Product fee vs interest rate
Many remortgage deals come in two flavours: a lower headline rate with a higher product fee, or a slightly higher rate with a lower fee. The “best” deal depends on your loan size and how long you’ll keep it.
Quick answer
If your loan is larger and you’ll keep the deal longer, paying a product fee for a lower rate can make sense. If your loan is smaller or you expect to switch again soon, a lower-fee deal is often cheaper overall. The easiest method is to compare by break-even: monthly saving versus fees.
What “product fee vs rate” really means
Lenders often let you “choose” how you pay for a deal. One version charges a higher upfront fee but gives you a lower interest rate. Another version charges a lower fee (or none) but the rate is higher.
The fee is a fixed cost. The rate cost scales with your balance over time. That is why your balance and your time horizon matter so much.
Costs and what affects them
- Fixed cost (often £0 to £1,999+).
- Hurts more on smaller loans because it is a bigger percentage of the balance.
- If added to the mortgage, you pay interest on it.
- Ongoing cost that scales with your balance.
- Matters more on larger balances.
- The longer you keep the deal, the more rate differences add up.
Simple way to think about it: fees are “upfront pain”, rates are “monthly drip”. Your job is to choose the cheapest total for your own timeframe.
Pitfalls to avoid
- Comparing the rate only: the cheaper headline rate might lose once the fee is included.

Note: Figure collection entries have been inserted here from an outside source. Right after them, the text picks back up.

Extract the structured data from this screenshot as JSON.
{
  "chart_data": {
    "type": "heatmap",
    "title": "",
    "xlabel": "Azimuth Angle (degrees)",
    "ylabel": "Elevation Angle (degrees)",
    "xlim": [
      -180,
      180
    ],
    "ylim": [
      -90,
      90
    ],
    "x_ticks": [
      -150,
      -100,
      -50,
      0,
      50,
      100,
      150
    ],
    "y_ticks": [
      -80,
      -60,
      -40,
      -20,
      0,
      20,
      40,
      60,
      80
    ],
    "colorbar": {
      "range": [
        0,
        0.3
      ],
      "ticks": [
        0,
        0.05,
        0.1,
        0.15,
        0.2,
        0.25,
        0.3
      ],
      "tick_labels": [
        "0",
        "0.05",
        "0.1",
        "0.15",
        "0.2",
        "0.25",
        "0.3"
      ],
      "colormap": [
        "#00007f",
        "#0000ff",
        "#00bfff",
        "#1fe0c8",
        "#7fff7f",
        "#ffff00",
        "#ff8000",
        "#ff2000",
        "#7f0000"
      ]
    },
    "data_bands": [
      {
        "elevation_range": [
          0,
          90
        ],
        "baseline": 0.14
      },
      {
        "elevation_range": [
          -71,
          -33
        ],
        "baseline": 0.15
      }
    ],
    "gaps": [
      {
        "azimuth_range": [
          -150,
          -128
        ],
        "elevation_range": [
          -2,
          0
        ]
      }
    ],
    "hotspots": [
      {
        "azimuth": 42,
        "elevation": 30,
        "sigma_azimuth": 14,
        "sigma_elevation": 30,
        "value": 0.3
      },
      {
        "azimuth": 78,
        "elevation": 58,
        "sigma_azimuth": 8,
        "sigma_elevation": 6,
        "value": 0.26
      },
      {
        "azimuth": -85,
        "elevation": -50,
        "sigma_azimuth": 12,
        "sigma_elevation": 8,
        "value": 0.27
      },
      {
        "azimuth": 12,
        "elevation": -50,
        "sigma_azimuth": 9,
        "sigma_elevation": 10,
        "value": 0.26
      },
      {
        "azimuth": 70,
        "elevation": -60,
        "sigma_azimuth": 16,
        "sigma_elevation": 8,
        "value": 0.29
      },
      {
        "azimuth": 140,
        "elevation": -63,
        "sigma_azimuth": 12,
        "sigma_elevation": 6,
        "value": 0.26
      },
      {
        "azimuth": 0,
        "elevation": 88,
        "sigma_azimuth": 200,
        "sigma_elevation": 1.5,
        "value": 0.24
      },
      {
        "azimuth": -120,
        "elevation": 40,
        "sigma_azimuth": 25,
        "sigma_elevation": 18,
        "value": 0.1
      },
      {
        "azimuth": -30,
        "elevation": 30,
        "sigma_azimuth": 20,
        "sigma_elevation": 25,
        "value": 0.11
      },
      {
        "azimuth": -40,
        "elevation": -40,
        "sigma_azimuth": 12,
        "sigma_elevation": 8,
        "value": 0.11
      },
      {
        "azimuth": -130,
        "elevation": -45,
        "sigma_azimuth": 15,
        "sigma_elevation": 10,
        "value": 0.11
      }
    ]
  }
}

- Ignoring break-even: if you’ll remortgage again before break-even, the high-fee deal can be poor value.
- Adding fees to the loan without realising: it increases borrowing and interest cost.
- Missing cashback: cashback changes net cost and can shift the best choice.
Checklist: how to compare two deals properly
- Estimate monthly payment for Deal A and Deal B using the payment calculator.
- Add up switching costs (product fee, broker fee, legal/valuation if not free).
- Include any ERC if switching early (see ERC guide).
- Subtract any cashback.
- Run the numbers through the break-even calculator.
- Choose the deal that is cheaper over the time you realistically expect to keep it.